Are you more confident in railway systems around the world today than you were a few years ago, or are you still terrified?

[Israel] No, I’m not more confident at all. And today more than ever, because, you know, I travel around, I speak with CISOs, I meet with them. When going around the world, I think that the understanding is only now becoming more common, only nowadays. In the last year or two, now we really see things are starting to move on, to go to the next level.
And we can take the US, for example, under the Biden administration, that the TSA, which is the regulator for the transportation, they issued new cybersecurity requirements for both rail and air sectors.
So it’s still, it’s not mandatory, but it’s going to be mandatory, as far as I know. And what those requirements imposes to the operators, for example, to nominate a point of contact, a CISO, cyber director, somebody that will be in charge.

[Nate] But why, of all things, is that what you think is most important here?

[Israel] This sounds a bit, you know, silly. You need to tell somebody to put somebody in charge.
But in most cases, it makes a lot of difference. Because when somebody is in charge of something, then in most cases, it takes care of it.

[Nate] Okay. And what are some of the other rules and guidelines that have been put in place?

[Israel] When you have a cyber incident, they need to update the government, the TSA, in a matter of 24 hours. And this is a huge deal, because for you to be able to let the government know that something happened in a timeframe of 24 hours, you need to be able to detect it, understand what it was, and then update the regulators about it.
So you need some kind of a system, you know, some kind of IDF that tells you that an attack occurred, and to give you some, you know, forensic, even basic forensic capabilities to see what was it.

[Nate] And besides the US?

[Israel] We also see Europe, and Europe is very advanced in its railway sector, railway infrastructure.

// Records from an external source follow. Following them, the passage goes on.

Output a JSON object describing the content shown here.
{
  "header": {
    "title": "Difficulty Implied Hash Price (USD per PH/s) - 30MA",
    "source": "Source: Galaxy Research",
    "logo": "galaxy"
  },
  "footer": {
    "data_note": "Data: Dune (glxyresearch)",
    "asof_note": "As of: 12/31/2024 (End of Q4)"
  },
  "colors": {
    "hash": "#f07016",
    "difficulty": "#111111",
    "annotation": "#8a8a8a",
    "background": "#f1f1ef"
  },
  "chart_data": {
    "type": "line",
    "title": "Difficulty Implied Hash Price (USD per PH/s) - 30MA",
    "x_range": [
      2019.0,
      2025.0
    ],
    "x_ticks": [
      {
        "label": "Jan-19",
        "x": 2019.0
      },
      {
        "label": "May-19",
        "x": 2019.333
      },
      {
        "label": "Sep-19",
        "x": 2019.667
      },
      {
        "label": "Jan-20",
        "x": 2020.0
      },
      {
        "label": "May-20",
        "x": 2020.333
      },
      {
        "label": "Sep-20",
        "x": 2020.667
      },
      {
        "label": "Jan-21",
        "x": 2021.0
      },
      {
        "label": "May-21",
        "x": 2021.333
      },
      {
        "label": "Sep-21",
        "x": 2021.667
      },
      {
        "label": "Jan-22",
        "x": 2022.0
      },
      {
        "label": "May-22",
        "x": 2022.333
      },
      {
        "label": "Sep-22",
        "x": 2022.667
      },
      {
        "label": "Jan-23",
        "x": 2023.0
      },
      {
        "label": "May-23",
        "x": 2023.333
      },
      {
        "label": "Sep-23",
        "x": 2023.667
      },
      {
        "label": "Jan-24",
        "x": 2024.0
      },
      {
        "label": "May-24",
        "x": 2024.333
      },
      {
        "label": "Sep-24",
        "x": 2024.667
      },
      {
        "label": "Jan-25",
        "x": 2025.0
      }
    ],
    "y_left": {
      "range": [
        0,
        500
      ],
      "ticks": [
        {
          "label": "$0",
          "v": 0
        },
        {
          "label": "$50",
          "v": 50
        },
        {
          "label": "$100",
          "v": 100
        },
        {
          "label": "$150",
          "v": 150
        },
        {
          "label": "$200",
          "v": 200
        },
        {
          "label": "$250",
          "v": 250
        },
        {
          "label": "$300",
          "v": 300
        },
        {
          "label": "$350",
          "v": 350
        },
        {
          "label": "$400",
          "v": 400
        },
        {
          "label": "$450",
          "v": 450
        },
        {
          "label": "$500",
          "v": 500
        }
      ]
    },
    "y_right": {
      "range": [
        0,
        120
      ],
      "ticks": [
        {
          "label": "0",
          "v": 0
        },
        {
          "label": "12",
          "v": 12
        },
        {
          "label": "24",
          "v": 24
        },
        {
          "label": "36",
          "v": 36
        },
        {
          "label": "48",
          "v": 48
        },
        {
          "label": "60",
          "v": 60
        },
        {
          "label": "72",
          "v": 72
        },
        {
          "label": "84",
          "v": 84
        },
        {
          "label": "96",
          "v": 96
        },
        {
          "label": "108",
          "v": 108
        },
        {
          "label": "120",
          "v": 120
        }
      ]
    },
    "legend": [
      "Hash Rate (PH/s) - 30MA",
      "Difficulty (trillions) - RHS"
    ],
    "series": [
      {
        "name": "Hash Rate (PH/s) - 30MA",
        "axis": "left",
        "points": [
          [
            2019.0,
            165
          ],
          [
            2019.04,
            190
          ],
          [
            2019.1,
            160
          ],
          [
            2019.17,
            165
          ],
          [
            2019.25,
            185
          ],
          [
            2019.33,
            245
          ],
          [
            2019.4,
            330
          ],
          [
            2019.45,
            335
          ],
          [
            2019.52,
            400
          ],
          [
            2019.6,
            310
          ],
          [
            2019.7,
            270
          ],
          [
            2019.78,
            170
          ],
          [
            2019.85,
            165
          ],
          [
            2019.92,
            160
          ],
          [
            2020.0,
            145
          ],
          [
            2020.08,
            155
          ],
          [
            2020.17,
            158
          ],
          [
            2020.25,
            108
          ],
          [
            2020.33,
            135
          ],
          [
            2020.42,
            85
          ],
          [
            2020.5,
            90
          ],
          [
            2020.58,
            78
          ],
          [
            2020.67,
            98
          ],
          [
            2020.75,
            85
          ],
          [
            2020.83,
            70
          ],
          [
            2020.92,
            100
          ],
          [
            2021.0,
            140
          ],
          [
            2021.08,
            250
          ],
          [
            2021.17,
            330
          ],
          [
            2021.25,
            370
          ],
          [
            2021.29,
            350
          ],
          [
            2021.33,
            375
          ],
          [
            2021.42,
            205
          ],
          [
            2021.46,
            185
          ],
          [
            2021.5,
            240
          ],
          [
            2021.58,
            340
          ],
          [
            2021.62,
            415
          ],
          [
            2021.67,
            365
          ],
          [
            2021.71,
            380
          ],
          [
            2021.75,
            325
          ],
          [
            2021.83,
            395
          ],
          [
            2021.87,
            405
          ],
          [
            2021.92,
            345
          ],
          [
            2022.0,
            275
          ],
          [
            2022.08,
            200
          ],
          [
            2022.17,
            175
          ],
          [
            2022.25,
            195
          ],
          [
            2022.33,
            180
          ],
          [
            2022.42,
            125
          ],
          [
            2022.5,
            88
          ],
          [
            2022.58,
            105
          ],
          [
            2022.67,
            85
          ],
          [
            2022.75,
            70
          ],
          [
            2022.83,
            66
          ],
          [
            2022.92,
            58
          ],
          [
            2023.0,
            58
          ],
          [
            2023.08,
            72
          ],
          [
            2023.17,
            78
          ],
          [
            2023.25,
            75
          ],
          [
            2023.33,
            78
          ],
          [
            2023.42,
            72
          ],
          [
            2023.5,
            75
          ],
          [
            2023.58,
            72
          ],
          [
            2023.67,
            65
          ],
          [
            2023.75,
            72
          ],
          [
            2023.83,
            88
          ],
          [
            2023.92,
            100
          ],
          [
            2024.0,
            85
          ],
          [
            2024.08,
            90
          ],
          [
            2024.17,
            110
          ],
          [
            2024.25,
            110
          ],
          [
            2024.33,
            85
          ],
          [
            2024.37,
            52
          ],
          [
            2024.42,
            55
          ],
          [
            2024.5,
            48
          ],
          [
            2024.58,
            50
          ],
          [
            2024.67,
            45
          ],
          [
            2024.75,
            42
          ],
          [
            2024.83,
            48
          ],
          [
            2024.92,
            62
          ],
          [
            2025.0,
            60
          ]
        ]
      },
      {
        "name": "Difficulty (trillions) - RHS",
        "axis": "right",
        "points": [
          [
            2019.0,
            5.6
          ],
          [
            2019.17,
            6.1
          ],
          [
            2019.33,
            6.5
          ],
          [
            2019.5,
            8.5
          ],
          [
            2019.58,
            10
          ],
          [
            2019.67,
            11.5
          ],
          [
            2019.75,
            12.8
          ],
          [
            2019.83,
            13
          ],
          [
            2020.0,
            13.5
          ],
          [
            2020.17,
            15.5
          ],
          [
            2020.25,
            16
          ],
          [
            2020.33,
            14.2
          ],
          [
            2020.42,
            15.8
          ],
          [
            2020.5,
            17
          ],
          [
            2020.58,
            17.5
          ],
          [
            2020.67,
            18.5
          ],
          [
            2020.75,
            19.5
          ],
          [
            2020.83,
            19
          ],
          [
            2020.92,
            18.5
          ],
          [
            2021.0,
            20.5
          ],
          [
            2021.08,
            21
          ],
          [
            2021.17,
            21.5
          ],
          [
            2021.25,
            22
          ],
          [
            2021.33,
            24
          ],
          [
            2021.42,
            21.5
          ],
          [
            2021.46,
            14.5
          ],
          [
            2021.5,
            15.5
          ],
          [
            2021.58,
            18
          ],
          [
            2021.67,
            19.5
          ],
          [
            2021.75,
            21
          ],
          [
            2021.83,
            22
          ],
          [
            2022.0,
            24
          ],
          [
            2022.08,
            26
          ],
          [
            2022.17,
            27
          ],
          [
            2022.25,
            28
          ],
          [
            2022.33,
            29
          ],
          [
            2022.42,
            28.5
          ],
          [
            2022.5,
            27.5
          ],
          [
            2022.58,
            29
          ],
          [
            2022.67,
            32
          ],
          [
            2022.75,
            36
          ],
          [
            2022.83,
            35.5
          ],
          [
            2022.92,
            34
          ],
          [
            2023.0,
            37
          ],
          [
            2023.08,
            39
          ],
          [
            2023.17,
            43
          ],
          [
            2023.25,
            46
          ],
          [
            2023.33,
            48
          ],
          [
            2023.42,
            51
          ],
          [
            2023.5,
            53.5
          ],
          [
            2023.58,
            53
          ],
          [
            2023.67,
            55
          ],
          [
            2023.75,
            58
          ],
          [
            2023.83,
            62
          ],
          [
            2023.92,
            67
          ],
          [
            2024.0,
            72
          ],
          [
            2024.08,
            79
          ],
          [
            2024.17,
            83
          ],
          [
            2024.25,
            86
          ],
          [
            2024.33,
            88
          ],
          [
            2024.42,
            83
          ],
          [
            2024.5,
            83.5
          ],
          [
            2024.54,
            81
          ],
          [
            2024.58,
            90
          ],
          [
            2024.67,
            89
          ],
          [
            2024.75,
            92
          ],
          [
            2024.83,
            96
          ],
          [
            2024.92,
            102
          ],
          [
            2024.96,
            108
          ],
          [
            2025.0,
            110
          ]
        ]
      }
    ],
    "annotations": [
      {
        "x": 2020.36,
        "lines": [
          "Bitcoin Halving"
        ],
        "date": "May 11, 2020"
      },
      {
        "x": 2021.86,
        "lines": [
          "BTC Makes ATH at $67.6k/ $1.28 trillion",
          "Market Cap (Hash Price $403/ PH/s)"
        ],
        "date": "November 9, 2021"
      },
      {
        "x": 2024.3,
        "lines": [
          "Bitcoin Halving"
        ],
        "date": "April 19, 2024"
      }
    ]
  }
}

They are very, very advanced.
And they have today regulation, which is the TS-5701, which is going to be the regulation standard in the EU, and it’s dedicated only for railway cybersecurity requirements. And it is a very deep document, very, very deep, very thorough, and it discusses the entire life cycle of railway systems with cybersecurity, supply chains, how to develop to the railway infrastructures.
And this is a major step, it’s still not mandatory requirement, but it’s going to be. So we see things are moving into the right direction, to be honest with you.
But you know, as always in railway, things are moving slow, but steady.